Anyone who follows our campaign via social media, anyone who encounters our art in the street, knows that a lot of thought is being given to public spaces and private spaces. As a black man, a cisgendered black man, I find it difficult negotiating citizenship in public and private spaces. As a cisgendered black man who dropped out of college, who decided to use his talents and ideas to uplift others — when you are around the affluent in a predominantly white culture, it takes a lot of courage to redefine the archetype of activist or artist.
We are deeply focused on raising awareness in this community, as alluded to earlier. Ypsilanti has a high concentration of people of color. Twenty-seven percent of the current residents identify as “black alone.” Thirty years ago the number was higher. As more and more people seek geographic locations that provide affordable renting options and higher education opportunities, we see that these once-industrial, post-colonial communities are providing those homes. And those cafes are seeking that audience.
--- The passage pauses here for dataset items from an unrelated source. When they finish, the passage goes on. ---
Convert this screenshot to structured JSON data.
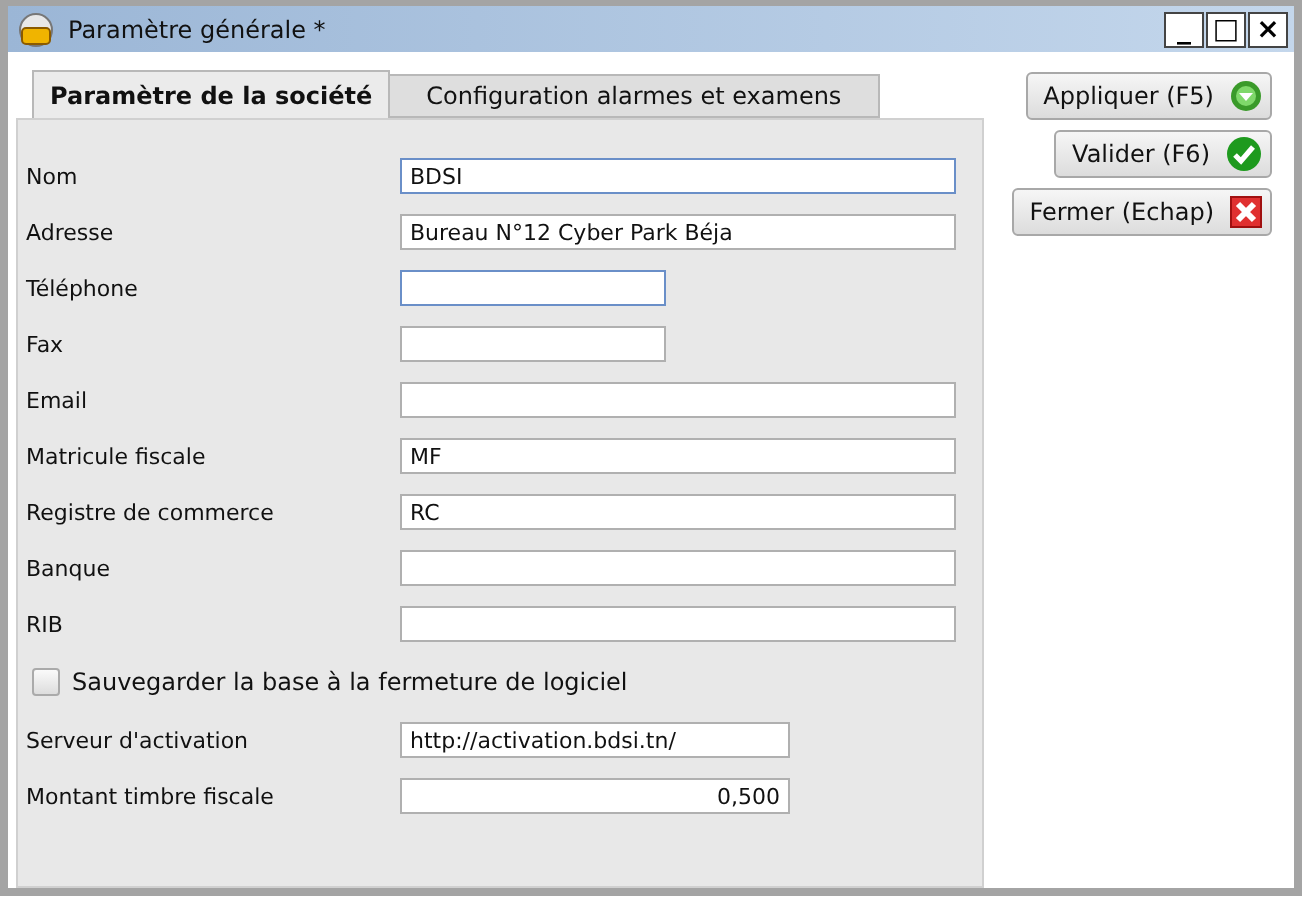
{
  "window": {
    "title": "Paramètre générale *",
    "controls": [
      "_",
      "□",
      "×"
    ]
  },
  "tabs": [
    {
      "label": "Paramètre de la société",
      "selected": true
    },
    {
      "label": "Configuration alarmes et examens",
      "selected": false
    }
  ],
  "fields": [
    {
      "label": "Nom",
      "value": "BDSI",
      "kind": "long",
      "highlighted": true
    },
    {
      "label": "Adresse",
      "value": "Bureau N°12 Cyber Park Béja",
      "kind": "long",
      "highlighted": false
    },
    {
      "label": "Téléphone",
      "kind": "short",
      "highlighted": true
    },
    {
      "label": "Fax",
      "kind": "short",
      "highlighted": false
    },
    {
      "label": "Email",
      "kind": "long",
      "highlighted": false
    },
    {
      "label": "Matricule fiscale",
      "value": "MF",
      "kind": "long",
      "highlighted": false
    },
    {
      "label": "Registre de commerce",
      "value": "RC",
      "kind": "long",
      "highlighted": false
    },
    {
      "label": "Banque",
      "kind": "long",
      "highlighted": false
    },
    {
      "label": "RIB",
      "kind": "long",
      "highlighted": false
    }
  ],
  "checkbox": {
    "label": "Sauvegarder la base à la fermeture de logiciel",
    "checked": false
  },
  "extra_fields": [
    {
      "label": "Serveur d'activation",
      "value": "http://activation.bdsi.tn/",
      "kind": "text"
    },
    {
      "label": "Montant timbre fiscale",
      "value": "0,500",
      "kind": "number"
    }
  ],
  "buttons": [
    {
      "label": "Appliquer (F5)",
      "kind": "apply"
    },
    {
      "label": "Valider (F6)",
      "kind": "validate"
    },
    {
      "label": "Fermer (Echap)",
      "kind": "close"
    }
  ]
}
My hope is to, every day, embody radical resistance. For the respect of the youth who at times feel voiceless, who often feel ignored. The erasure of black achievement, black accomplishment for example in the city of Ypsilanti, is relevant to the work that we are doing and it is the inspiration. We want people one hundred years from now to know that people of color contributed not only to developing this country but that people of color played an instrumental role in developing Ypsilanti proper, Ypsilanti Township, and Washtenaw County as a whole.
And remaining silent is not an option at this point.”